她要替他把三次醒来的声音,一次一次说给活人听。
说到黄粱渡再也装睡不了。
不能再装。
黄粱饭凉后,香味反而更重。
李沛淇把饭粒碾开,里面有三层颜色。外层黄,是粟米;中层黑,是梦粱烟灰;最里头一点白,像没化开的药盐。

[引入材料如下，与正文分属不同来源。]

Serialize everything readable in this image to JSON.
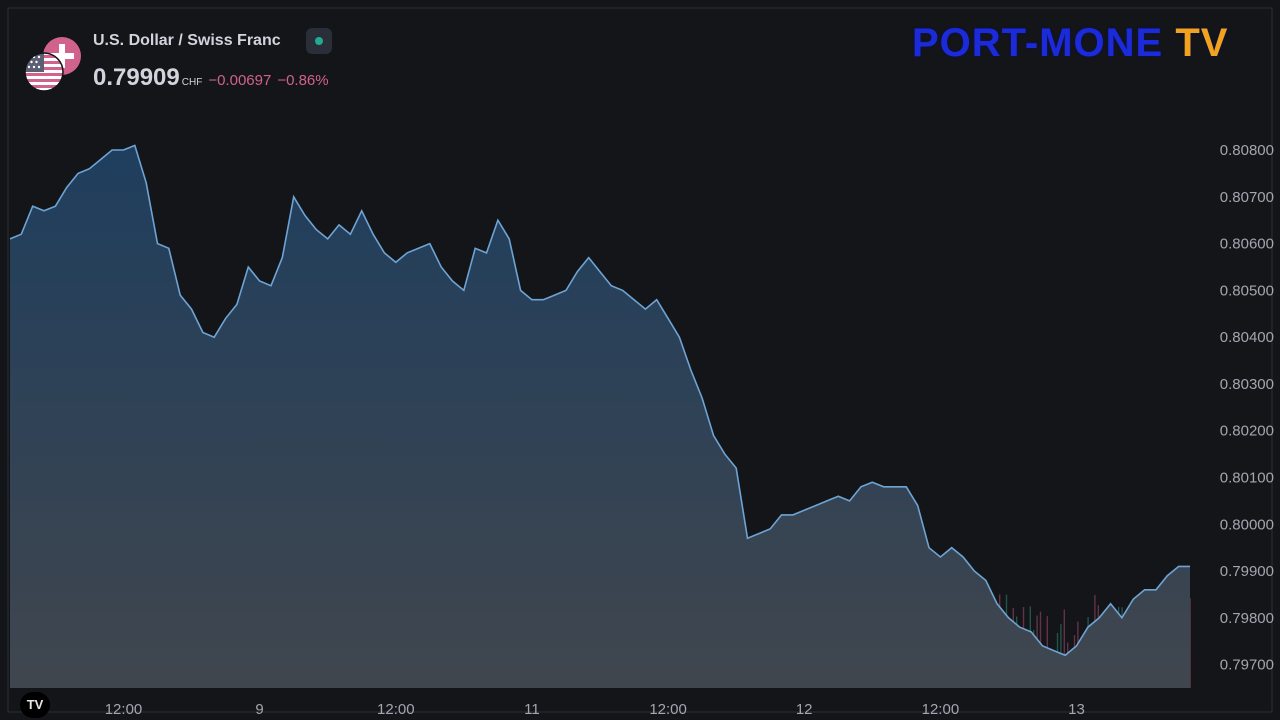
{
  "header": {
    "title": "U.S. Dollar / Swiss Franc",
    "price": "0.79909",
    "currency": "CHF",
    "change": "−0.00697",
    "change_pct": "−0.86%",
    "status": "market-open",
    "status_color": "#22ab94",
    "change_color": "#d0628c"
  },
  "brand": {
    "part1": "PORT-MONE",
    "part2": "TV"
  },
  "chart_data": {
    "type": "area",
    "series": [
      {
        "x": [
          "8 Sep 02:00",
          "8 Sep 03:00",
          "8 Sep 04:00",
          "8 Sep 05:00",
          "8 Sep 06:00",
          "8 Sep 07:00",
          "8 Sep 08:00",
          "8 Sep 09:00",
          "8 Sep 10:00",
          "8 Sep 11:00",
          "8 Sep 12:00",
          "8 Sep 13:00",
          "8 Sep 14:00",
          "8 Sep 15:00",
          "8 Sep 16:00",
          "8 Sep 17:00",
          "8 Sep 18:00",
          "8 Sep 19:00",
          "8 Sep 20:00",
          "8 Sep 21:00",
          "8 Sep 22:00",
          "8 Sep 23:00",
          "9 Sep 00:00",
          "9 Sep 01:00",
          "9 Sep 02:00",
          "9 Sep 03:00",
          "9 Sep 04:00",
          "9 Sep 05:00",
          "9 Sep 06:00",
          "9 Sep 07:00",
          "9 Sep 08:00",
          "9 Sep 09:00",
          "9 Sep 10:00",
          "9 Sep 11:00",
          "9 Sep 12:00",
          "9 Sep 13:00",
          "9 Sep 14:00",
          "9 Sep 15:00",
          "9 Sep 16:00",
          "9 Sep 17:00",
          "9 Sep 18:00",
          "9 Sep 19:00",
          "9 Sep 20:00",
          "9 Sep 21:00",
          "9 Sep 22:00",
          "9 Sep 23:00",
          "11 Sep 00:00",
          "11 Sep 01:00",
          "11 Sep 02:00",
          "11 Sep 03:00",
          "11 Sep 04:00",
          "11 Sep 05:00",
          "11 Sep 06:00",
          "11 Sep 07:00",
          "11 Sep 08:00",
          "11 Sep 09:00",
          "11 Sep 10:00",
          "11 Sep 11:00",
          "11 Sep 12:00",
          "11 Sep 13:00",
          "11 Sep 14:00",
          "11 Sep 15:00",
          "11 Sep 16:00",
          "11 Sep 17:00",
          "11 Sep 18:00",
          "11 Sep 19:00",
          "11 Sep 20:00",
          "11 Sep 21:00",
          "11 Sep 22:00",
          "11 Sep 23:00",
          "12 Sep 00:00",
          "12 Sep 01:00",
          "12 Sep 02:00",
          "12 Sep 03:00",
          "12 Sep 04:00",
          "12 Sep 05:00",
          "12 Sep 06:00",
          "12 Sep 07:00",
          "12 Sep 08:00",
          "12 Sep 09:00",
          "12 Sep 10:00",
          "12 Sep 11:00",
          "12 Sep 12:00",
          "12 Sep 13:00",
          "12 Sep 14:00",
          "12 Sep 15:00",
          "12 Sep 16:00",
          "12 Sep 17:00",
          "12 Sep 18:00",
          "12 Sep 19:00",
          "12 Sep 20:00",
          "12 Sep 21:00",
          "12 Sep 22:00",
          "12 Sep 23:00",
          "13 Sep 00:00",
          "13 Sep 01:00",
          "13 Sep 02:00",
          "13 Sep 03:00",
          "13 Sep 04:00",
          "13 Sep 05:00",
          "13 Sep 06:00",
          "13 Sep 07:00",
          "13 Sep 08:00",
          "13 Sep 09:00",
          "13 Sep 10:00"
        ],
        "values": [
          0.8061,
          0.8062,
          0.8068,
          0.8067,
          0.8068,
          0.8072,
          0.8075,
          0.8076,
          0.8078,
          0.808,
          0.808,
          0.8081,
          0.8073,
          0.806,
          0.8059,
          0.8049,
          0.8046,
          0.8041,
          0.804,
          0.8044,
          0.8047,
          0.8055,
          0.8052,
          0.8051,
          0.8057,
          0.807,
          0.8066,
          0.8063,
          0.8061,
          0.8064,
          0.8062,
          0.8067,
          0.8062,
          0.8058,
          0.8056,
          0.8058,
          0.8059,
          0.806,
          0.8055,
          0.8052,
          0.805,
          0.8059,
          0.8058,
          0.8065,
          0.8061,
          0.805,
          0.8048,
          0.8048,
          0.8049,
          0.805,
          0.8054,
          0.8057,
          0.8054,
          0.8051,
          0.805,
          0.8048,
          0.8046,
          0.8048,
          0.8044,
          0.804,
          0.8033,
          0.8027,
          0.8019,
          0.8015,
          0.8012,
          0.7997,
          0.7998,
          0.7999,
          0.8002,
          0.8002,
          0.8003,
          0.8004,
          0.8005,
          0.8006,
          0.8005,
          0.8008,
          0.8009,
          0.8008,
          0.8008,
          0.8008,
          0.8004,
          0.7995,
          0.7993,
          0.7995,
          0.7993,
          0.799,
          0.7988,
          0.7983,
          0.798,
          0.7978,
          0.7977,
          0.7974,
          0.7973,
          0.7972,
          0.7974,
          0.7978,
          0.798,
          0.7983,
          0.798,
          0.7984,
          0.7986,
          0.7986,
          0.7989,
          0.7991,
          0.7991
        ]
      }
    ],
    "yticks": [
      "0.80800",
      "0.80700",
      "0.80600",
      "0.80500",
      "0.80400",
      "0.80300",
      "0.80200",
      "0.80100",
      "0.80000",
      "0.79900",
      "0.79800",
      "0.79700"
    ],
    "ylim": [
      0.7965,
      0.8083
    ],
    "xticks": [
      {
        "label": "12:00",
        "x": "8 Sep 12:00"
      },
      {
        "label": "9",
        "x": "9 Sep 00:00"
      },
      {
        "label": "12:00",
        "x": "9 Sep 12:00"
      },
      {
        "label": "11",
        "x": "11 Sep 00:00"
      },
      {
        "label": "12:00",
        "x": "11 Sep 12:00"
      },
      {
        "label": "12",
        "x": "12 Sep 00:00"
      },
      {
        "label": "12:00",
        "x": "12 Sep 12:00"
      },
      {
        "label": "13",
        "x": "13 Sep 00:00"
      }
    ],
    "grid": false,
    "line_color": "#6ea4d4",
    "fill_top_color": "#1f3e5e",
    "fill_bottom_color": "#40464e",
    "volume_up_color": "#2f8a6d",
    "volume_down_color": "#a84b6e"
  }
}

药盐不多,却正好能压住人的饥饿感,让人误以为自己已经吃过、睡过、醒过。
“它不造梦。”李沛淇说,“它改顺序。”
这句话让曾家燕心里一沉。
改顺序比造梦更危险。造梦容易被识破,改顺序却会让人把真实经历放错位置:先看见船,再以为自己签过契;先听见名字,再以为自己答应过;先醒在客舍,再以为自己已经过了河。
黄粱饭真正卖的不是梦,是混乱后的顺从。
曾家燕听见“改顺序”三个字,忽然想起许多供词。
人在慌乱时常把先后说反,可药若能稳定制造这种错乱,凶手就能让一群人的证词彼此印证。每个人都说了真话,只是顺序被药调乱,真话也会合成假案。
李沛淇把三层饭粒分开包好。等到对质时,他不打算说黄粱饭神秘,只打算让所有人闻一闻那股被藏在米香里的药味。
灶膛里的火还没熄,饭香第一次像证词一样呛人。